Les données ne constituent pas encore un langage. C’est une forme d’écriture, de grammatisation, mais pas encore un langage. Elles entretiennent d’ailleurs un rapport mal élucidé avec le réel qu’elles prétendent décrire, tout en résultant elles-mêmes de théories, de technologies, et d’investissements, donc de choix économiques, sociaux et politiques. Sont-elles images, symboles ou empreintes de ce « réel » ?

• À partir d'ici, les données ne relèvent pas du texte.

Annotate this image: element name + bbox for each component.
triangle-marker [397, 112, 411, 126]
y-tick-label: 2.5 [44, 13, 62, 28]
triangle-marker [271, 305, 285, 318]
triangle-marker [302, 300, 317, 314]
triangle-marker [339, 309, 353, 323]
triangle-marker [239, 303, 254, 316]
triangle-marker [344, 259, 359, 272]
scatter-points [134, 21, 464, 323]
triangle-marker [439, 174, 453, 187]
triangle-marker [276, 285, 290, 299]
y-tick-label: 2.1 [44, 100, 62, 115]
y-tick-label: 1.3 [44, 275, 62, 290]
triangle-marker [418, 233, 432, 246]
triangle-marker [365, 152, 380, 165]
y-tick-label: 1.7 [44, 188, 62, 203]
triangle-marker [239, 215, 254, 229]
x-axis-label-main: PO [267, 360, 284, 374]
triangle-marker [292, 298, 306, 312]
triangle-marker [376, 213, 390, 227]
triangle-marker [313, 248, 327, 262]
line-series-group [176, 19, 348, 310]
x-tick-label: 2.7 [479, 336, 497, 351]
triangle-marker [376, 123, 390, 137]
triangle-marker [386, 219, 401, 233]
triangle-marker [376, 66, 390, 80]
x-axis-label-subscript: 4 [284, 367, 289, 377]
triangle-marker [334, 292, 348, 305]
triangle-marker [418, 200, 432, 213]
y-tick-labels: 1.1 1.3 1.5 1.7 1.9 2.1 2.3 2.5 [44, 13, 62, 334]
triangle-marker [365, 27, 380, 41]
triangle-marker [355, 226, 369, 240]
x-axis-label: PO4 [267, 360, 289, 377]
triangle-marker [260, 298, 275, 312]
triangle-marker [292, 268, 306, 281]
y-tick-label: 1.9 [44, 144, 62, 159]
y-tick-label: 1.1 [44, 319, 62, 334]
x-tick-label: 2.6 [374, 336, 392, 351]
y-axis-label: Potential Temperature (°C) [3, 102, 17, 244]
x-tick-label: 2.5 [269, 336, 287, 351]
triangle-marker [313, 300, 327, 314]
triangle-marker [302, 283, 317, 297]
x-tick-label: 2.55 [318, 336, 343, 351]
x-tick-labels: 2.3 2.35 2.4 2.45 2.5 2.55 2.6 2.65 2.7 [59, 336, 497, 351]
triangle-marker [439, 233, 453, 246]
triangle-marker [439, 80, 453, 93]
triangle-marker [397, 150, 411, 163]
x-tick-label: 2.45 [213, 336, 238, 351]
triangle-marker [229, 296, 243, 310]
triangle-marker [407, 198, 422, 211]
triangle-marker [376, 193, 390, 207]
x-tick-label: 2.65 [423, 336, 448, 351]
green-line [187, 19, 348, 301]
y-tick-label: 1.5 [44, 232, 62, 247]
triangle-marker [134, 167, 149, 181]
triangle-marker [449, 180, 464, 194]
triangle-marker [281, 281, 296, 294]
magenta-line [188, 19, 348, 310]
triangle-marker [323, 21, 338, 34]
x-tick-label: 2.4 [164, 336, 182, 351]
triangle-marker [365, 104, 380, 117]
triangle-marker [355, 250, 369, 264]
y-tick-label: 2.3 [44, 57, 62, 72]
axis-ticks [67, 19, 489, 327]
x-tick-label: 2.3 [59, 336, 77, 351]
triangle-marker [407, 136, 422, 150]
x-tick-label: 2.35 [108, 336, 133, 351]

La création d’une « image » numérique de plus en plus exhaustive du réel, à travers ces données, symboles qui ne sont pas des signifiants, nous conduira-t-elle un jour à analyser différemment les frontières entre le symbolique, le réel et l’imaginaire ? Le réel et le symbolique seraient-ils en train de sceller une nouvelle alliance ? Le symbolique serait-il en train de s’hypertrophier, le réel devenant une « hypothèse inutile » ?
Les algorithmes envahissent désormais nos structures sociales et nos vies quotidiennes. Peuvent-ils à leur tour être perçus comme une forme nouvelle de langage ? Dessinent-ils de nouvelles formes de pouvoirs, d’autorités, de rappel à la loi ? Aurons-nous besoin de nouveaux concepts pour décrire cette emprise qui n’est plus tout-à-fait langagière, saturée de mathématiques, non linéaire, auto-apprenante, immédiate et inaccessible à l’intuition commune ?
Comment se structureront les Humains qui auront été accueillis et nourris dans cet ordre symbolique là, qui structure de nouvelles relations, qui enferme le sujet dans une bulle invisible et personnelle, qui dissimule plus que jamais les rouages du pouvoir ? Comment se dessinera la singularité du sujet ? Comment s’exprimera son libre arbitre ? Quels chemins y trouveront le désir et les pulsions ?  Cette convergence permanente de l’offre vers le sujet, cette adaptation permanente à son idiosyncrasie, ces systèmes décidant à la vitesse de l’éclair peuvent-ils n’avoir aucun impact sur la structuration de l’inconscient ?

Bien imprudent qui prétendrait le savoir.

Bien insouciant qui s’y fierait sans essayer de comprendre ce qui s’y joue.